Yup. Block her emails or have them go right in the trash file, and block her phone numbers. You've made it clear enough, she's just trying to get the last word now. So let her scream it into the void where it belongs.


I'm curious about the incident that you didn't witness in the last meetup that upset others in the group tho. So does that mean the the rest of the members will be relieved she's no longer part of it as well?


.
 
I was unloading the car. She rudely pounded on the church door. It’s likely I’ll get the silent treatment. I hope so. I can send her email to the junk folder. I won’t block her number unless she turns abusive.
 
She has emailed me twice since I ended it. Sounds self-righteous. Time for ghosting, I think.

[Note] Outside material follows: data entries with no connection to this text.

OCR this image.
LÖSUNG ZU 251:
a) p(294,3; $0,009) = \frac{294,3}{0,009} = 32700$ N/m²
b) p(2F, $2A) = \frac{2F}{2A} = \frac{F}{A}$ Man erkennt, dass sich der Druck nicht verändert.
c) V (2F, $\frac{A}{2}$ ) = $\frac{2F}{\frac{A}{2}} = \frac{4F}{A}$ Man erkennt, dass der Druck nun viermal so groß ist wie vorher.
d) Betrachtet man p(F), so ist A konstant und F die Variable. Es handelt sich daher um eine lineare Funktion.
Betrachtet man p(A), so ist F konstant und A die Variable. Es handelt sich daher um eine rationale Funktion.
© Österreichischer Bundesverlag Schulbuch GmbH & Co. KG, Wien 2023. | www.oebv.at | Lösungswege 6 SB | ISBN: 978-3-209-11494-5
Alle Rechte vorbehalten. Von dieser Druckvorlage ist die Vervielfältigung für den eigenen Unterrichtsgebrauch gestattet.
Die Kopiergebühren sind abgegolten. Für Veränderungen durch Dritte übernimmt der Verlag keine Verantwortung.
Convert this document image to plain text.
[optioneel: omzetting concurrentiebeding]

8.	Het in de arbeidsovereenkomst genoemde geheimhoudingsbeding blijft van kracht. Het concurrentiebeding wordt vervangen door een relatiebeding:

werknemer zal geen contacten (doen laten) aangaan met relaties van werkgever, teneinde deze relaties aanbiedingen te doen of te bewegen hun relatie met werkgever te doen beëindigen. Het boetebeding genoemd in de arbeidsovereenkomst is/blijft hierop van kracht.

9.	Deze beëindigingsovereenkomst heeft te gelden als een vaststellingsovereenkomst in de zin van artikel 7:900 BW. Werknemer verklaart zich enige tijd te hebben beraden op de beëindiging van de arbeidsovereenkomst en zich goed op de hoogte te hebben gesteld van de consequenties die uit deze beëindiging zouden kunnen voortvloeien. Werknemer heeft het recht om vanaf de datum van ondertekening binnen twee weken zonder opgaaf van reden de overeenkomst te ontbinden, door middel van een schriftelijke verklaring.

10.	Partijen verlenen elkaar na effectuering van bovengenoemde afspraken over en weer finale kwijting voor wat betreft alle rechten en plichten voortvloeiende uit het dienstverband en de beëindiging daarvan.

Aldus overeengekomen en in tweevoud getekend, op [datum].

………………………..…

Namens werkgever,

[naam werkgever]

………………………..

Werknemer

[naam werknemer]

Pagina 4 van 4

I wouldn't even call that ghosting, you took the high road. This poor lady illustrates perfectly the difficultly of living with long term untreated mental issues. Virtually all their contacts with other people turn negative and the more they lose contacts, the harder they try to fix things or justify themselves.
It's a vicious circle. And its also not your problem....she's going to end up alone and even more angry.
 
Tell her the truth as you will never regret it. Be kind and honest but sit her down and lay it out. No one likes to he lied to. She might just understand.
 
As some have suggested, kindness and honesty is the way to go. I've found the book "Stop caretaking the borderline or narcissist" by Margalis Fjelstad to be helpful. It's mostly focused on closer relationships than this one, but pertinent.

It does sound like your former friend might have BPD, a condition that's overwhelming my family and threatening my FIRE right now. Reading the OP breaks my heart a bit, as it might be my DW's future if her current therapy fails. Be firm, and be grateful it's someone you can disconnect from relatively easily.
 
This topic made me think of our D-I-L. She also has BPD and we never know when we visit how we'll be received depending on where she is in her pendulum swing. (One reason we always get a hotel room and offer to take them out for meals instead of expecting to stay with them.) But when she's in the right place, she's a thoughtful, funny, thoroughly likeable person. It's sad that people with mental illnesses are blamed for their own sickness in ways most with physical ailments are not.

However, the OP is not responsible for her "friend's" issues. Do you perhaps know any of this woman's family members who might need a heads up about her condition? Perhaps one of them will step into the situation and get her the help she needs.
 
She is already regularly seeing a psychiatrist and is on meds. I do wish the pyschiatry world would focus more on counselling, since meds do not treat personality disorders. Fortunately, I haven't heard a thing since last week.

Mental illness is a difficult thing, because it tends to directly harm friends and family in a way that physical illness doesn't. If a person has psoriasis, he takes meds and deals with skin and joint issues. If he has antisocial personality disorder and narcissistic personality disorder, he might pull a gun on a neighbor because of a barking dog.

I think I've managed to successfully extricated myself from her. I've heard nothing in a week.